空间光学载荷微纳动力学及其诱导波前畸变补偿的集成设计

The observation satellites with high resulation will be developed emphatically during China's 13th Five-Year Plan. This project aims to the serious wavefront distortions of their optical payloads with high stability. The modeling approach of the micro-nano dynamics is investigated as well as the wavefront distortion compensation control and the integrated design approach. At first, the micro-nano dynamics modeling is proposed in the range of high stability. The Preisach hysteresis is employed to derive the microdeformation dynamics model of the typical plate unit. The Maxwell friction is employed to construct the spontaneous micro-nano sliding dynamics of the joints in optical payloads. Next, the macro dynamics and the micro-nano dynamics are synthesized to present the cross scale dynamics of the optical payloads. Then, the fast piezoelectric steering mirror and the microdeformation MEMS mirror are employed as actuators. The rigid wavefront distortions are compensated using the composite axis robust control. The nonuniform wavefront distortions are compensated using the distributed control. Furthermore, the control loops are optimized by the integrated design. Finally, the effectivenesss of the proposed methods in this project will be demonstrated by implementing the micro-nano dynamics experiments and the wavefront distortion compensation experiments of the optical payloads. This project is beneficial to overcoming the space resolution limition of observation satellites and achieve the decimeter scale imaging.
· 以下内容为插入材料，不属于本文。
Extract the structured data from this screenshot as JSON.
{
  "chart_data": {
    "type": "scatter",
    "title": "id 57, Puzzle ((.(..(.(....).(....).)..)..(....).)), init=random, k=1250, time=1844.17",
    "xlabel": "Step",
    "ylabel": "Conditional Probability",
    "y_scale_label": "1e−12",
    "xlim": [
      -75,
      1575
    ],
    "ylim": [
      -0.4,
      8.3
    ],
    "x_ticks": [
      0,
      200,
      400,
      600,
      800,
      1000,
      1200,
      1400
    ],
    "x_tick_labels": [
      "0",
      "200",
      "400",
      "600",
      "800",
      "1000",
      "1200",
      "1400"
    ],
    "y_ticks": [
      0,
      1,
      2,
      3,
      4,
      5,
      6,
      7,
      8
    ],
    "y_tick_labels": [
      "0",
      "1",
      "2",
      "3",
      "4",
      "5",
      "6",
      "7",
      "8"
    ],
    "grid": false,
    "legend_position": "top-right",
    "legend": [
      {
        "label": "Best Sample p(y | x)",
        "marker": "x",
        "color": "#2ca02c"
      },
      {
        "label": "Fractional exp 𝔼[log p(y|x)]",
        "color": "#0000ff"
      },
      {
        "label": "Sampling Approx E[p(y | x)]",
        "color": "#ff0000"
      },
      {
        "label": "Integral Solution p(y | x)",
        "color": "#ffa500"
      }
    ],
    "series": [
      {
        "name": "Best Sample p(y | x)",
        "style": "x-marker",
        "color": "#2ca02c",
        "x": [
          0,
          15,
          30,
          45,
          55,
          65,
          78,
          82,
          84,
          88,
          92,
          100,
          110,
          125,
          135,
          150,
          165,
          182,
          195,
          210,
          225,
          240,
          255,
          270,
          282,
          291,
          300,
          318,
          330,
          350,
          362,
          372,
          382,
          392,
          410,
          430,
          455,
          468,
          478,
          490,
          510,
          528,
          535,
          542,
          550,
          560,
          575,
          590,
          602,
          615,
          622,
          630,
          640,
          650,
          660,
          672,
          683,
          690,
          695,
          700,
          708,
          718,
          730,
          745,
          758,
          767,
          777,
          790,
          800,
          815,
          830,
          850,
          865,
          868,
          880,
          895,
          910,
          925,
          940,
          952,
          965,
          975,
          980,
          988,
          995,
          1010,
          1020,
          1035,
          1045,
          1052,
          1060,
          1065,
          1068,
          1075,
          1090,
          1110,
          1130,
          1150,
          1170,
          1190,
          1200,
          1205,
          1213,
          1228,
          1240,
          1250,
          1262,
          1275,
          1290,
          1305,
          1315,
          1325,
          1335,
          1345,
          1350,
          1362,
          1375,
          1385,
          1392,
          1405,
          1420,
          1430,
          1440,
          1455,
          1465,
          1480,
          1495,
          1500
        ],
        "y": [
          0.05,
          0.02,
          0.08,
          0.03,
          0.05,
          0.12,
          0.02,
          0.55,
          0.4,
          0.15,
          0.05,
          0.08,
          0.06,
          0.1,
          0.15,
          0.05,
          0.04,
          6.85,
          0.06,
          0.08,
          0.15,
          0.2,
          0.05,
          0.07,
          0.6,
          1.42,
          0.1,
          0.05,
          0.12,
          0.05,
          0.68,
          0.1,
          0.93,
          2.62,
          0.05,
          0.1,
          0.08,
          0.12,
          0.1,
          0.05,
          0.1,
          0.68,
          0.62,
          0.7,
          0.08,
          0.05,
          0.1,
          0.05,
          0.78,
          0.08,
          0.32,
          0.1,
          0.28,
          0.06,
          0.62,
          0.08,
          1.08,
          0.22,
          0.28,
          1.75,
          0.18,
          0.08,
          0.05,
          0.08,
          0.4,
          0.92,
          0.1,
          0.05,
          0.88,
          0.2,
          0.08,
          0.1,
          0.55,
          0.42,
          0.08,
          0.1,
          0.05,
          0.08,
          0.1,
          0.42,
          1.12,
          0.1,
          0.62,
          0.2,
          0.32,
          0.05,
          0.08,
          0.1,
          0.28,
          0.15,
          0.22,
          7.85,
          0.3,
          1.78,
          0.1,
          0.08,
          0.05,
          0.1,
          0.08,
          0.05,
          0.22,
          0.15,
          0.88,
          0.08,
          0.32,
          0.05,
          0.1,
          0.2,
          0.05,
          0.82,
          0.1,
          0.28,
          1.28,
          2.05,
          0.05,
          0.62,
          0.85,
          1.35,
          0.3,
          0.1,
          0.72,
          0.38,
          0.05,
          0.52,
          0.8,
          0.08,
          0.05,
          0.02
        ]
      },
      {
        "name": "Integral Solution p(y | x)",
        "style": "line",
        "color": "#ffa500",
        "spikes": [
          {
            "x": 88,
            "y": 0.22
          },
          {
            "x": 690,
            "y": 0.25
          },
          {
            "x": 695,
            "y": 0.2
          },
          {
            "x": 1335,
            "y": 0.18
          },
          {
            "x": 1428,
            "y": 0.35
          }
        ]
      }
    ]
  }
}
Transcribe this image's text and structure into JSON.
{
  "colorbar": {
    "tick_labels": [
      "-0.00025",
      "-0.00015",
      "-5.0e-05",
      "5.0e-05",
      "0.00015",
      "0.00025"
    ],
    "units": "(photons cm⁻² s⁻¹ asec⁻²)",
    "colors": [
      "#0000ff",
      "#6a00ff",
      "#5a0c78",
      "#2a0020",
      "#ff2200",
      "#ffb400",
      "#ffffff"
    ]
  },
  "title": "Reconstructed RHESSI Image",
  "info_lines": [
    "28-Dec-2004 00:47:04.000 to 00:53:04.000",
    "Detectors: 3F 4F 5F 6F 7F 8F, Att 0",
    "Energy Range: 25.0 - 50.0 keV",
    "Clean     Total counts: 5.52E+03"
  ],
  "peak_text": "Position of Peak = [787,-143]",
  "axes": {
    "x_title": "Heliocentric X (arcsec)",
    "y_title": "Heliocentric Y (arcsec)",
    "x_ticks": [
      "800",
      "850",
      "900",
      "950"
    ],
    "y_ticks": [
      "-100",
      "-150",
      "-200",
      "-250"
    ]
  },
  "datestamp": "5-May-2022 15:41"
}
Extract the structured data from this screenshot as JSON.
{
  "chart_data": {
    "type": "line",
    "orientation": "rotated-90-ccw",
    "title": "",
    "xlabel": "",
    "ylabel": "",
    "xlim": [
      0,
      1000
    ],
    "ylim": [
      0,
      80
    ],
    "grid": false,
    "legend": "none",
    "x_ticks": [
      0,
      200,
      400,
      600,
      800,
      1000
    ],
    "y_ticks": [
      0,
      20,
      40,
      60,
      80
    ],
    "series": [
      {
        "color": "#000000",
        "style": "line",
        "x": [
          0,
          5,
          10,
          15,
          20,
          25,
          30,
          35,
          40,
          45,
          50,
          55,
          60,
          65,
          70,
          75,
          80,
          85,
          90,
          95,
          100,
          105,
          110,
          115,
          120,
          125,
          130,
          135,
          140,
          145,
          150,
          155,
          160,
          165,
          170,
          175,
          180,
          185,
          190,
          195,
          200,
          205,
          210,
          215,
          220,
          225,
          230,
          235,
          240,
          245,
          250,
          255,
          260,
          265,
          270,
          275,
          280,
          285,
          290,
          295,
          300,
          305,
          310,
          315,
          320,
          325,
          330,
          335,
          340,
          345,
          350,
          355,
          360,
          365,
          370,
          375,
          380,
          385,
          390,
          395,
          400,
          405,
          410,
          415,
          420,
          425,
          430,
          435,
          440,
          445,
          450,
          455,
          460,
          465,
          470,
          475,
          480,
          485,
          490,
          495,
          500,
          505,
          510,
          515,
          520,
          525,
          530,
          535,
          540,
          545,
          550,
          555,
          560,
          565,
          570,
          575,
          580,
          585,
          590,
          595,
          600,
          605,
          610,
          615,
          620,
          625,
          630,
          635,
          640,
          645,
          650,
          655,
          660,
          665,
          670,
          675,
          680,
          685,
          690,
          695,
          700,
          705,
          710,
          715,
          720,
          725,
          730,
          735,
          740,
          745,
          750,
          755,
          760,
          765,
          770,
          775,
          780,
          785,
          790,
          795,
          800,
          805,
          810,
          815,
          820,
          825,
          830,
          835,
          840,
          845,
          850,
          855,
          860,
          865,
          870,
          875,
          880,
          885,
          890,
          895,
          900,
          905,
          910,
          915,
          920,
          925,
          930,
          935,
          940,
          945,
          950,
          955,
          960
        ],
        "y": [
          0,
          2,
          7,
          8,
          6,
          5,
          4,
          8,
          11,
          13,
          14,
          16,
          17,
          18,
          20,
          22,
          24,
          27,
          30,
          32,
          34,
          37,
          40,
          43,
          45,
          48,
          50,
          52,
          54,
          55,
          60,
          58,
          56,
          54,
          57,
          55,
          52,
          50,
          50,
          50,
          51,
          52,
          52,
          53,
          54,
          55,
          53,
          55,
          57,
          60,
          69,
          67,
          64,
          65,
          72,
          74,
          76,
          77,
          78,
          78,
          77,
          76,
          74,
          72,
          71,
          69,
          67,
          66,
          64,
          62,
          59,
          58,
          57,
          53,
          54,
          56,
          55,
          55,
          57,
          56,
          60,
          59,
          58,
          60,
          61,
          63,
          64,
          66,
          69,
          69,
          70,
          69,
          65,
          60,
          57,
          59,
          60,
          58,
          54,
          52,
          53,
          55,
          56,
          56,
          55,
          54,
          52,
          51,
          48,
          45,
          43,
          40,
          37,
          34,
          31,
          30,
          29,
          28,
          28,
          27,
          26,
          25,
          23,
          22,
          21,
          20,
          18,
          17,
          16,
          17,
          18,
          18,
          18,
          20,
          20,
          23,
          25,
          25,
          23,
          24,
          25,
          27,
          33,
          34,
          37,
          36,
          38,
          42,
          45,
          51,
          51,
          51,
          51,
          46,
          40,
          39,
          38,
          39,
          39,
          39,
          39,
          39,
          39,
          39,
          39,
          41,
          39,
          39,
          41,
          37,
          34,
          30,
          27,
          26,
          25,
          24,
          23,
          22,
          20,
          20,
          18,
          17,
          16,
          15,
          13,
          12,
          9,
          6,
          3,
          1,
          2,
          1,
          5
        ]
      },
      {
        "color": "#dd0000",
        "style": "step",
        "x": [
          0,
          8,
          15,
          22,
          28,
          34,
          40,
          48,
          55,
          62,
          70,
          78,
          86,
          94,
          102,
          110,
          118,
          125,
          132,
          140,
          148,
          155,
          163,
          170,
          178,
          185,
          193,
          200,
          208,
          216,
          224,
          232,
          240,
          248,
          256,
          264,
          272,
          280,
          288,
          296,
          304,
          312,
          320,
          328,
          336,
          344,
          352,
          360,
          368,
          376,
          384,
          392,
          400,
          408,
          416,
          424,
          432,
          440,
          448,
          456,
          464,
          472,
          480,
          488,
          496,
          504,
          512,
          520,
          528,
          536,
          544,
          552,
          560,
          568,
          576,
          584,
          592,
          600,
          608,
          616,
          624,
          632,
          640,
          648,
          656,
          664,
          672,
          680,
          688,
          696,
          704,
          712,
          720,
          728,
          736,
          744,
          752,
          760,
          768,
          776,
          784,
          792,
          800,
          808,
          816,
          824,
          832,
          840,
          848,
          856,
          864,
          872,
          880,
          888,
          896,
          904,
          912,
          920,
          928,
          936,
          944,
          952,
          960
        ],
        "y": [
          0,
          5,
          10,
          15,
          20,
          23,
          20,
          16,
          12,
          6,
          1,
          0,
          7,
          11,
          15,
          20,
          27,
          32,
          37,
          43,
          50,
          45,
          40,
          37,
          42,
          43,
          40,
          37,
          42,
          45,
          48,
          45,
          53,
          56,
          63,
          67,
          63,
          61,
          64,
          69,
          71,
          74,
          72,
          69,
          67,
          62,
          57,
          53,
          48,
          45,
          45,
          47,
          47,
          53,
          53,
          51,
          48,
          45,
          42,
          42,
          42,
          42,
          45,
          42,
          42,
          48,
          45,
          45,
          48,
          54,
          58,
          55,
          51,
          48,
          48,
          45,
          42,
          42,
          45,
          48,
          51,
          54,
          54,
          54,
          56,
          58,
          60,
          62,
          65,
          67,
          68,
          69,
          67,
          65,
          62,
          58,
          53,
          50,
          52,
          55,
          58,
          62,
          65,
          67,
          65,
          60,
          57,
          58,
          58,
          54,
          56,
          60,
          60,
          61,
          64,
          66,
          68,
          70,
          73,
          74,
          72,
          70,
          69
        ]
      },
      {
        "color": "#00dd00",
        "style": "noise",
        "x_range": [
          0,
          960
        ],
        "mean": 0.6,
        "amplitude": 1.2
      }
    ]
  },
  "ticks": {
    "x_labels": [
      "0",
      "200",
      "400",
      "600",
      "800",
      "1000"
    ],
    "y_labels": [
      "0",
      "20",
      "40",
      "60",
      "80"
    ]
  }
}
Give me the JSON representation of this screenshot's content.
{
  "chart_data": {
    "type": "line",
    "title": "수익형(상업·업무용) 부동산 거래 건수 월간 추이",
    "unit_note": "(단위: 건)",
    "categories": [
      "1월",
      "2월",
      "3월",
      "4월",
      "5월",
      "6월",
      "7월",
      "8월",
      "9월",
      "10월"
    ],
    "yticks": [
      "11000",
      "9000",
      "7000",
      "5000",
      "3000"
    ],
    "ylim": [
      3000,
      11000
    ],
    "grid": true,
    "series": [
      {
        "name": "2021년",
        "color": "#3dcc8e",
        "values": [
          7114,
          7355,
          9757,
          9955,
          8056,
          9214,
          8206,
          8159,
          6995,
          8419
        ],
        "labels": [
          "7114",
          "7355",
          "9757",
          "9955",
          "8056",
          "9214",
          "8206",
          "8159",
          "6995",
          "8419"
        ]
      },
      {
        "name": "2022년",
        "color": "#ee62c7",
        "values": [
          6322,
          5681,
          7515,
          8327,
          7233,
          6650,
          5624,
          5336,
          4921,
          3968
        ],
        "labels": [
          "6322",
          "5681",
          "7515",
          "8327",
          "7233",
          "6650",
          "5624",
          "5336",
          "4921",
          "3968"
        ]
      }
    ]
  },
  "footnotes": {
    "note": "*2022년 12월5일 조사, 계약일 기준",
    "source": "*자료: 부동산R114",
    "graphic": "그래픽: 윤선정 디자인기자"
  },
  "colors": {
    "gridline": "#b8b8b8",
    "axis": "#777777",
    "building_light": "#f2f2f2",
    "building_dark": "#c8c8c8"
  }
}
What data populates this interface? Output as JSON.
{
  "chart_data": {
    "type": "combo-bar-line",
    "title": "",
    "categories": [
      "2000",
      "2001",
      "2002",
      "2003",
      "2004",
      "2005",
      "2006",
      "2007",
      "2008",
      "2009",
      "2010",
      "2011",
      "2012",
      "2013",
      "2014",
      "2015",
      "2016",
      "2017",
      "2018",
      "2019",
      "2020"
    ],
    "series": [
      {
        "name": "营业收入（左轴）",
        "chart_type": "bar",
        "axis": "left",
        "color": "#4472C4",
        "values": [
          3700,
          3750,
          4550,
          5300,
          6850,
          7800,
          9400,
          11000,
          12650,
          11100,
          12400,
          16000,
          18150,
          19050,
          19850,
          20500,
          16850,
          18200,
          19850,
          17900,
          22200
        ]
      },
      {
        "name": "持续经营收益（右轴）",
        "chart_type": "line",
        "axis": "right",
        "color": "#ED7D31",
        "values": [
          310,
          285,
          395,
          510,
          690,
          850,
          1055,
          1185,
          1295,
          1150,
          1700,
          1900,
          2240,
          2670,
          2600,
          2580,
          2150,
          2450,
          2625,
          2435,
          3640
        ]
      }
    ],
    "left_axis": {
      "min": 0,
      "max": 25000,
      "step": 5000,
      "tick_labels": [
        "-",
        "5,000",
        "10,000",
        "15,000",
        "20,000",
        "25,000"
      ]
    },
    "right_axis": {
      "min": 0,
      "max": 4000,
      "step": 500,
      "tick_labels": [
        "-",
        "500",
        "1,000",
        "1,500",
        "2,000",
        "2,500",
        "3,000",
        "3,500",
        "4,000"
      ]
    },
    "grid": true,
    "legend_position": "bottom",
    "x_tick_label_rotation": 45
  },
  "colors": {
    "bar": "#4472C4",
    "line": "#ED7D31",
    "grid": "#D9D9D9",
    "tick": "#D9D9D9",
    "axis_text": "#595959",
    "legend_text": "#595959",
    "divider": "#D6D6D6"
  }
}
本项目以“十三五”期间国家将重点研发的高分辨率观测卫星为背景，针对其高稳定光学载荷突出的波前畸变问题，研究微纳动力学建模方法、波前畸变的补偿控制方法和集成设计方法。首先在高稳定区间开展光学载荷微纳动力学建模研究，针对面状单元采用Preisach迟滞建立微变形动力学模型，针对铰链单元采用麦克斯韦摩擦环节构造微钠滑移动力学模型；其次通过综合各单元宏观尺度动力学和微纳尺度动力学建立光学载荷的跨尺度微纳动力学模型；然后推导微钠动力学诱导波前畸变，并研究波前畸变的补偿和集成设计方法，其中快摆镜和MEMS微变形镜作为执行器，对刚体波前畸变进行复合轴控制补偿，对非一致波前畸变进行分布式控制补偿，并对控制回路进行集成优化设计；最后通过光学载荷微纳动力学试验和波前畸变补偿控制试验验证本项目研究方法的有效性。本项目研究对我国观测卫星突破空间分辨率限制，实现分米级成像有重要的促进作用。

本项目以高分辨率观测卫星为背景，针对高稳定光学载荷突出的微纳动力学和波前畸变问题，探索了微纳动力学建模方法、补偿控制方法和集成设计方法。在高稳定区间研究了展开式光学载荷典型单元微纳动力学机理建模问题，探索了铰链微纳滑移动力学模型。为拓展望远镜口径，提出了基于载荷编队和复合编队的展开式空间分布望远镜设计，研究了其微纳动力学及诱导波前畸变机理，并探索了展开式空间光学载荷与卫星的跨尺度微纳动力学，分析了微纳动力学诱导波前畸变问题。为提高在空间物理科学中的应用，进一步拓展研究了空间分布系统的广域微纳动力学行为。针对光学载荷光轴抖动和波前畸变，探索了复合轴控制、自适应控制及分布式鲁棒控制方法，实现了微纳量级的波前畸变补偿，并进行了微纳动力学实验研究。为提升集成度，针对展开式光学载荷给出了一种波前畸变主动补偿的集成优化控制方法。在本项目研究成果的工程应用方面，基于项目相关技术，研制了4种原理样机，其中超静主动隔振样机应用到空间站时频科学实验系统，空间目标模拟与跟踪样机应用到国防项目。在技术指标实现方面，仿真表明所研究的载荷编队及复合编队将波前畸变降低3个数量级以上，所采用的非一致波前畸变分布式控制将波前畸变降低3个量级，实现了项目所提技术指标。